When someone else owns the remote repo, or when you work on a remote repo with other people, they might make changes after you've cloned the repo. For instance, I might upload some new notes to the class repo. You can use `git pull` to check for and download changes from the remote repo to your local repo.

### Add, Commit, Push

A typical git workflow is:

1. Clone a repo from a server (like GitHub) with `git clone`. This downloads remote -> local.
2. Make some changes to your local copy of the repo.
3. Tell git to track your changes with `git add`.
4. Tell git to save your changes with `git commit -m`.
5. Push the changes on your computer back to the server with `git push`. This uploads local -> remote.
6. Repeat 2-5 as many times as you like until finished.

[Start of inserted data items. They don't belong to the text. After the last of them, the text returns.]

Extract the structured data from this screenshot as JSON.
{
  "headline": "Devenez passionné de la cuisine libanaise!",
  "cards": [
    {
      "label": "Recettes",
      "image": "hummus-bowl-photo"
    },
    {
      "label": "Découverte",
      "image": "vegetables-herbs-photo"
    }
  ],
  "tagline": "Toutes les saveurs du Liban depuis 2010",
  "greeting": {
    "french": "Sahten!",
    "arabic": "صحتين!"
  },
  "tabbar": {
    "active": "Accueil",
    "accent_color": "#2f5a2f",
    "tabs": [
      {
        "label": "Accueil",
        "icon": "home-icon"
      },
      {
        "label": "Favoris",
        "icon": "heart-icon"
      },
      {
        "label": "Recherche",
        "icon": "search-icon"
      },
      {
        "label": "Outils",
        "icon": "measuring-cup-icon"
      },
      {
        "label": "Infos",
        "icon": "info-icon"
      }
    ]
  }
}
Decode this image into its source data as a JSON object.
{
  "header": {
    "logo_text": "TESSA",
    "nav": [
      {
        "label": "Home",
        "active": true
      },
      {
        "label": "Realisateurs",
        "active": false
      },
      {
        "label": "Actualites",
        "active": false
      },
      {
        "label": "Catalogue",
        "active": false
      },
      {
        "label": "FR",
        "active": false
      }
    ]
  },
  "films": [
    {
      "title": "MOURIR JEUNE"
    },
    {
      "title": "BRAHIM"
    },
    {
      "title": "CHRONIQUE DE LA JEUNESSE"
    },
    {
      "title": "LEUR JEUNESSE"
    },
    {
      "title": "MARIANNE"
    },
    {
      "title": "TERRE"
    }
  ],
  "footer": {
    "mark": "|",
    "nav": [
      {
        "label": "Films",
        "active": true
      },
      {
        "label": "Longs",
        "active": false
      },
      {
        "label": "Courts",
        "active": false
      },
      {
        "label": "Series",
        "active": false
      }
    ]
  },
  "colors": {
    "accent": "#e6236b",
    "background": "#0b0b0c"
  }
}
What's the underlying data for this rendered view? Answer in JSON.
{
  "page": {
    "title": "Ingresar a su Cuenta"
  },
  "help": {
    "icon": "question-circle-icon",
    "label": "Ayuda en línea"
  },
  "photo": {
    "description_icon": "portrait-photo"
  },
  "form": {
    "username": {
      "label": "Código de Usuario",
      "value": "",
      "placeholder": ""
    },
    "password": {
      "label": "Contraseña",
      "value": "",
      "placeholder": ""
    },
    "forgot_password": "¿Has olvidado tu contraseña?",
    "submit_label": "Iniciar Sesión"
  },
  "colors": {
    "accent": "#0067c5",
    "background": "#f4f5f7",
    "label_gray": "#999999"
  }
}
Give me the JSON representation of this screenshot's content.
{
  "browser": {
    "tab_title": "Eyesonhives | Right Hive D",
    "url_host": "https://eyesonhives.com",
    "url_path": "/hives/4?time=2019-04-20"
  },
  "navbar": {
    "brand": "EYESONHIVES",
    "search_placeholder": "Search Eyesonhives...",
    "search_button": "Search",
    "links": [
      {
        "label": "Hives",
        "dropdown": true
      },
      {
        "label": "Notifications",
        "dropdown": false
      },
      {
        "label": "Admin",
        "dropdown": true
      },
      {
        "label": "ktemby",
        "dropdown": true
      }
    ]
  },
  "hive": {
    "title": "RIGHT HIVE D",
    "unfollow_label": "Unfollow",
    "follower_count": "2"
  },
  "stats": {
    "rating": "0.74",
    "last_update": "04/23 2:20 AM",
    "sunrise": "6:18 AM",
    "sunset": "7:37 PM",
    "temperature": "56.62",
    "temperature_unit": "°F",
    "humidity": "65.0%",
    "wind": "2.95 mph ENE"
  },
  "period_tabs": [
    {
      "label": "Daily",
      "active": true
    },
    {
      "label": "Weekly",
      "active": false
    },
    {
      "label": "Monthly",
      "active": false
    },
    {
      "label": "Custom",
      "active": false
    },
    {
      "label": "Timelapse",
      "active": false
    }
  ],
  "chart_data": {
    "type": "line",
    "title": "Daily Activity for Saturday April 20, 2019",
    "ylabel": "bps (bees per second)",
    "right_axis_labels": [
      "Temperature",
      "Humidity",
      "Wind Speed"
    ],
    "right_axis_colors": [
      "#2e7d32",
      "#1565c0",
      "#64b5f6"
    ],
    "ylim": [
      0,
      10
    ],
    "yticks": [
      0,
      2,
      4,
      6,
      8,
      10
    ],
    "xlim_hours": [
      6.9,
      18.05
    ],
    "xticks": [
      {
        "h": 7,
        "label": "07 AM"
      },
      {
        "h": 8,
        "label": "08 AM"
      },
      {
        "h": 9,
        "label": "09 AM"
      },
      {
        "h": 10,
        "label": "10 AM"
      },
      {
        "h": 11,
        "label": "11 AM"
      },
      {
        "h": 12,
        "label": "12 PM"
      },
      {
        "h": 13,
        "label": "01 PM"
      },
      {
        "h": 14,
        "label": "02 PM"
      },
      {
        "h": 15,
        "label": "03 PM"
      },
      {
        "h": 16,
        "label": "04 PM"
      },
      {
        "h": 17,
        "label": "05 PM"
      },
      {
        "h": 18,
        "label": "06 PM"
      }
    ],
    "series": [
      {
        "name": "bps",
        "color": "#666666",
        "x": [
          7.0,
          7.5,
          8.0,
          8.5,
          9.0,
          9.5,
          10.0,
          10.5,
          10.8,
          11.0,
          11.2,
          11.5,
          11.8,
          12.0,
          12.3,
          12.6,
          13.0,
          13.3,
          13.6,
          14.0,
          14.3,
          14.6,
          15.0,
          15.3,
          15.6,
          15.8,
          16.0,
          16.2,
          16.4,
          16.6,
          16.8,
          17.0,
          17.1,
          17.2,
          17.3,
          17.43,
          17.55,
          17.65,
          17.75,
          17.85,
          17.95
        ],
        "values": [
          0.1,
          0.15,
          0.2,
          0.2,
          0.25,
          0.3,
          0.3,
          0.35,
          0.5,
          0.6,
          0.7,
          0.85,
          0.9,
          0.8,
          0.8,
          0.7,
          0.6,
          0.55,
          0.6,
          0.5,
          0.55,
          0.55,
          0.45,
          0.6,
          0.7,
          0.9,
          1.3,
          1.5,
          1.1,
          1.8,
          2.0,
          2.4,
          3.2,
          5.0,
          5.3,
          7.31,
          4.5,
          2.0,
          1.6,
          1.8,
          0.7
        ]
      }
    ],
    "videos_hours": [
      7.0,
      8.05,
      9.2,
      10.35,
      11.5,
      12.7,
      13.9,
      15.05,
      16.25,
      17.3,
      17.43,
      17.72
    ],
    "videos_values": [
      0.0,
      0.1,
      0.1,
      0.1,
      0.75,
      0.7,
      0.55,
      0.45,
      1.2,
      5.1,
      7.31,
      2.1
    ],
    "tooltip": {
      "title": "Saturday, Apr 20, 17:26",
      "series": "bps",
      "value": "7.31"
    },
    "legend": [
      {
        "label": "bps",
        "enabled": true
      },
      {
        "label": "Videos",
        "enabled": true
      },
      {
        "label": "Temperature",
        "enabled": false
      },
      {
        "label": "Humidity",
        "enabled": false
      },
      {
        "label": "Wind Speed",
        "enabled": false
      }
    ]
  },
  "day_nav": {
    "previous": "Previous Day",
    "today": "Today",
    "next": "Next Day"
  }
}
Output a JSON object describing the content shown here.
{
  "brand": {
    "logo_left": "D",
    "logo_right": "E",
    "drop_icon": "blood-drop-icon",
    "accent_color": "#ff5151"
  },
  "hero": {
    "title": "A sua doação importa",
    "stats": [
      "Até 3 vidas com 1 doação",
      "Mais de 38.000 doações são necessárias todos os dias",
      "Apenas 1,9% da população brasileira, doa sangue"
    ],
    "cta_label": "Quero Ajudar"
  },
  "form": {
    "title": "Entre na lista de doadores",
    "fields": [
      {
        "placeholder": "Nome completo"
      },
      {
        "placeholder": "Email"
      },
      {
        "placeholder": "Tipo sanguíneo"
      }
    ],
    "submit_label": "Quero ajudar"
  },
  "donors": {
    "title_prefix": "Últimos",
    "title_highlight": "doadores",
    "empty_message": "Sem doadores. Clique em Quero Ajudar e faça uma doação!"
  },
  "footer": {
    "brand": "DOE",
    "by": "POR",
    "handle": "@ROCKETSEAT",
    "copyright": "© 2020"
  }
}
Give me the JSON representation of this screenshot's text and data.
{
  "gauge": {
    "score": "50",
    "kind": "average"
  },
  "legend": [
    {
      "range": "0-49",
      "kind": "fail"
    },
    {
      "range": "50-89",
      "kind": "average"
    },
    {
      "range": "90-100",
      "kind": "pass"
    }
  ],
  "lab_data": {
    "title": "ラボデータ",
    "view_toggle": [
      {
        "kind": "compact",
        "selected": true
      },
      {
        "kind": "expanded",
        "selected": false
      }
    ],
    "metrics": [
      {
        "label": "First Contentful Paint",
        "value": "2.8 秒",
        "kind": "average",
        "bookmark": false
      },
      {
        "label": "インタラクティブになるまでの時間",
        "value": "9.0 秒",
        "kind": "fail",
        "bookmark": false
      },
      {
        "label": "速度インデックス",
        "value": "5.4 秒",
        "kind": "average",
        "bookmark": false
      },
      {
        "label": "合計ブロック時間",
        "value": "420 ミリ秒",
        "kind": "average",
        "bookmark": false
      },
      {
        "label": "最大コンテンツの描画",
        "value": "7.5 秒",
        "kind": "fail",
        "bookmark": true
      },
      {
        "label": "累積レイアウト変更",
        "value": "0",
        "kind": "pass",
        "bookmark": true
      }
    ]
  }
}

Let's learn the add, commit, and push commands.

Git calls a record of changes a _commit_. A commit is similar to a snapshot or save point. Before you create a commit, you need to tell git which changes to record. Use `git add PATH` to tell git to record changes to a file. Replace `PATH` with the path to the file.

Once you're done adding files, it's time to create the commit. Before you create the commit, optionally use `git status` to check that the changes you meant to add were added.

If everything looks correct, use `git commit -m "MESSAGE"` to create a commit. Replace `MESSAGE` with a 1 sentence message explaining what's changed in the commit. The commit message is a reminder for you and anyone else using your repo, so make sure it's clear.

You can make as many commits as you want before pushing them back to the server. When you are ready to push them back to the server, make sure you are connected to the internet and then use `git push`.

There are lots of steps in this process, so there are lots of places where it can go wrong. __Pay attention to error messages__ and search online or ask on Piazza to get help!